Capitalized by its members, a clearinghouse acts as the buyer to every seller and seller to every buyer, reducing the default risk between parties to a trade. It also allows regulators to assess market positions and prices. Among standardized contracts likely to go through clearinghouses are interest-rate swaps.
The White House proposal also urged the use of exchanges and electronic trading platforms for standardized derivatives.
‘Conservative’ Capital Cushions
Under Obama’s plan, customized transactions would only have to be registered with regulated trade repositories. Market participants who trade customized swaps would have to hold “conservative” capital cushions to cover bets that go bad.
Commodity Futures Trading Commission Chairman Gary Gensler told lawmakers this month that determining whether a contract is standardized or customized can be determined by the volume of the contract, the similarity of terms to other contracts and whether prices are disclosed to third parties.
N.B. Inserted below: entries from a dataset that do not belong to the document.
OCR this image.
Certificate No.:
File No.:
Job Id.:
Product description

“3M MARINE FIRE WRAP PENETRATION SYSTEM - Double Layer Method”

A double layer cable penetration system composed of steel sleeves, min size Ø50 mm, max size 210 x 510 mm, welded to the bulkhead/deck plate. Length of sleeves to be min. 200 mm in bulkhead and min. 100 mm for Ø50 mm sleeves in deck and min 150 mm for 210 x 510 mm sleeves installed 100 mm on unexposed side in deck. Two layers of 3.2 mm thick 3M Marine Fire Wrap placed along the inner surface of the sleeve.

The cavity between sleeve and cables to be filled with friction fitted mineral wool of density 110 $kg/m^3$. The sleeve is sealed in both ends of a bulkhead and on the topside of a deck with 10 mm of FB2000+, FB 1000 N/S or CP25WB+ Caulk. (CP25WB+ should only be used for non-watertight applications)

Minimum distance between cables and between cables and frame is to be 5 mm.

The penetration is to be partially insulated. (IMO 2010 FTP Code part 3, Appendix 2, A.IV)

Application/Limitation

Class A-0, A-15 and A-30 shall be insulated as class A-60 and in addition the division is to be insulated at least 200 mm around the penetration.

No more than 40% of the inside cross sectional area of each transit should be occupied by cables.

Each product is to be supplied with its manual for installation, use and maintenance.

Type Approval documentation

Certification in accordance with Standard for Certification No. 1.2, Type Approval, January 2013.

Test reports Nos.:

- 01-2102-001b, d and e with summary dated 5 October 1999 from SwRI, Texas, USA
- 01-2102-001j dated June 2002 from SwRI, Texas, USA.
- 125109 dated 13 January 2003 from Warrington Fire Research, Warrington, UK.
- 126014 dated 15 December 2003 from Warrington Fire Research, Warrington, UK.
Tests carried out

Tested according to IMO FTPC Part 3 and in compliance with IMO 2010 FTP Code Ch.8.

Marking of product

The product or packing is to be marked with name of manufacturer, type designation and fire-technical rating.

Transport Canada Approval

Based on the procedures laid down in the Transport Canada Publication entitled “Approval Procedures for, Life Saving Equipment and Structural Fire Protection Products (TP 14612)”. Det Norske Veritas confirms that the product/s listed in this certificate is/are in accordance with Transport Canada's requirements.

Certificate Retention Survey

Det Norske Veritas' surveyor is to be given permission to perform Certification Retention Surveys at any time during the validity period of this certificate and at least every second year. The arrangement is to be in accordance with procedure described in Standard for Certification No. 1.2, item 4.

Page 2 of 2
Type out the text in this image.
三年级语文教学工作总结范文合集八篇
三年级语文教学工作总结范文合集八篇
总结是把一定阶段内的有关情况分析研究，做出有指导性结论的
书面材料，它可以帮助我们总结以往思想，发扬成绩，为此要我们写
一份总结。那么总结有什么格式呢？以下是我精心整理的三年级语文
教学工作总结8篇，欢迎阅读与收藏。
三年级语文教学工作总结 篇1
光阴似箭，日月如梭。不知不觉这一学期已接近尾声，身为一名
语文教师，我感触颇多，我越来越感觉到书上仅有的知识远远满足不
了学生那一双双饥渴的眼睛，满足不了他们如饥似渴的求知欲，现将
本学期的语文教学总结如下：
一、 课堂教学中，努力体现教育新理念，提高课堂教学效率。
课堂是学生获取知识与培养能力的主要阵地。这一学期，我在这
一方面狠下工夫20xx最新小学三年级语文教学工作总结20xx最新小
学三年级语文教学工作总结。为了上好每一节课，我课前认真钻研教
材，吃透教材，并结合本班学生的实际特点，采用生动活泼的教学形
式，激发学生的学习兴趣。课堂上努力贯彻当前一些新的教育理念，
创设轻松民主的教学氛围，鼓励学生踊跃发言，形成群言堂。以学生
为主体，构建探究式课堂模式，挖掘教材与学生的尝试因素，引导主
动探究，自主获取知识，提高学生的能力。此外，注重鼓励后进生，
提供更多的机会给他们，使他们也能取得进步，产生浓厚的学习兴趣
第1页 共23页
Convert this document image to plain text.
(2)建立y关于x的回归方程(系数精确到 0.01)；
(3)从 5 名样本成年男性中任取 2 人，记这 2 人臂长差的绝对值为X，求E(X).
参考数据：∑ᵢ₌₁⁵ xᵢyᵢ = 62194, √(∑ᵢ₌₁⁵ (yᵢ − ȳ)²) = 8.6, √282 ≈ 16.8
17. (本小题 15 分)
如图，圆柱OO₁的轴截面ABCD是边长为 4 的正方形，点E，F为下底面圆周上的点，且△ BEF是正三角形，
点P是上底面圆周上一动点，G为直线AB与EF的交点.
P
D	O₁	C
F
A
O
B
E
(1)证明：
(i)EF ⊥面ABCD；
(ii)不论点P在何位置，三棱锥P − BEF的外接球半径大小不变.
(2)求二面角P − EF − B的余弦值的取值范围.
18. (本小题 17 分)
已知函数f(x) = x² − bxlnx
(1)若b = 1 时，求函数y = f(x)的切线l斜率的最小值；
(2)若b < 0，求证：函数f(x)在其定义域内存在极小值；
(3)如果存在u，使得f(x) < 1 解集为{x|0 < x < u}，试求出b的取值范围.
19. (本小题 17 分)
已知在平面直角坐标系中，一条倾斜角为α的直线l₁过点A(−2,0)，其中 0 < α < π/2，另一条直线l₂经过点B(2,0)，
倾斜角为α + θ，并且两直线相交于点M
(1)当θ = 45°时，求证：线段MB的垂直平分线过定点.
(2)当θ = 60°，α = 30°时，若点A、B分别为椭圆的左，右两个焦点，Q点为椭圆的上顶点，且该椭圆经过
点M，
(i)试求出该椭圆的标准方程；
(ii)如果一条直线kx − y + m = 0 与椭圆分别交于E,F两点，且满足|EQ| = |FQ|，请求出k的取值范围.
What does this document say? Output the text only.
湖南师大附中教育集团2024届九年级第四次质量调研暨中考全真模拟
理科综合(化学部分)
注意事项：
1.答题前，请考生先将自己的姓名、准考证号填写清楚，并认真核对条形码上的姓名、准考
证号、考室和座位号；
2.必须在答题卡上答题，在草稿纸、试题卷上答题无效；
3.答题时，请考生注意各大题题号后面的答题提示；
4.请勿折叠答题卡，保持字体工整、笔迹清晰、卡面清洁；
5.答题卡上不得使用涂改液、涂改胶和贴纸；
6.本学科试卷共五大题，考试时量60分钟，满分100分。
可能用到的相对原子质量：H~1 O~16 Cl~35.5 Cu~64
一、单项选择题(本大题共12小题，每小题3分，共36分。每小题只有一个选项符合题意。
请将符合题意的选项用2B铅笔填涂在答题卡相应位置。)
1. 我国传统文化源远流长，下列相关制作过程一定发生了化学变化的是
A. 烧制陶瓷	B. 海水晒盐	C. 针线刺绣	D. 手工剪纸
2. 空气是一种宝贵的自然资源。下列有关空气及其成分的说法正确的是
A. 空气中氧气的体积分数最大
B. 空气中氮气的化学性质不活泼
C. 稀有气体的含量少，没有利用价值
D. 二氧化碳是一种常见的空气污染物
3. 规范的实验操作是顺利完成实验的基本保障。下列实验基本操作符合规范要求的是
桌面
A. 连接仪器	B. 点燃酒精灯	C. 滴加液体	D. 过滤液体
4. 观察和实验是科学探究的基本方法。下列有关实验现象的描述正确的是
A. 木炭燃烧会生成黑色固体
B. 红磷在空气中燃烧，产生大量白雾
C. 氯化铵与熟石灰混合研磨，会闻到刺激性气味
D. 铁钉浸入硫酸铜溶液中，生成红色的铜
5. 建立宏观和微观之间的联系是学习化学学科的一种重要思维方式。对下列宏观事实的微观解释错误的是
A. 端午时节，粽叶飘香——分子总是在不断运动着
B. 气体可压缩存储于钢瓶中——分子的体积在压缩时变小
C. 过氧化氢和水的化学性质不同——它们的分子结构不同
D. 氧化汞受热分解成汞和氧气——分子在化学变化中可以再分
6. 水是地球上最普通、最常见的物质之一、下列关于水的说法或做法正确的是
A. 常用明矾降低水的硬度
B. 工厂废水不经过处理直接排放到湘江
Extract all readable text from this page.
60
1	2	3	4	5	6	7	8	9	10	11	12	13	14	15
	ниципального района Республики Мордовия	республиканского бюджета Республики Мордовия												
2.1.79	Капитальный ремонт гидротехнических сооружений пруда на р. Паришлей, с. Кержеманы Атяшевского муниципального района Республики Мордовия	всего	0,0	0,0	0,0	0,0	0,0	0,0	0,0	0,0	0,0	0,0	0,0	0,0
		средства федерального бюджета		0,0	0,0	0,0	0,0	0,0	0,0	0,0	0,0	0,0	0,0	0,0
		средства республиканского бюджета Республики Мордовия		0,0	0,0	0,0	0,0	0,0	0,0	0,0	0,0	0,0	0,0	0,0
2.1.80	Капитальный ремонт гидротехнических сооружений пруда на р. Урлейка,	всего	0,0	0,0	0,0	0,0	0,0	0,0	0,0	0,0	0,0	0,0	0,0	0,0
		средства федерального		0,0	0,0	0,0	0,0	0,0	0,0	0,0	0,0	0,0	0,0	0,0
Obama’s plan didn’t say how oversight of derivatives should be divided between the SEC and CFTC. The proposal urged Congress to give both agencies power to impose recordkeeping and reporting requirements on derivative transactions.
It also sought authority for the CFTC to set position limits on swaps that “perform” a “significant price discovery function with respect to regulated markets.”
U.S. Senate Agriculture Committee Chairman Tom Harkin, whose panel oversees the CFTC, said in a May 4 interview that he expects regulation of customized swaps to trigger a fight in Congress. The Iowa Democrat has proposed legislation that goes further than Obama’s plan by moving all trades in the over-the- counter market to regulated exchanges.
Derivatives legislation may also face jurisdictional battles in Congress because the SEC is overseen by banking and finance committees while agriculture panels have authority over the CFTC.
“It is my hope that various constituencies can see beyond their individual, narrow agendas and work toward the greater good to get legislation passed,” CFTC Commissioner Bart Chilton said in a statement today. “My concern is that by a thousand tiny cuts this important reform will languish in committees and backroom debates.”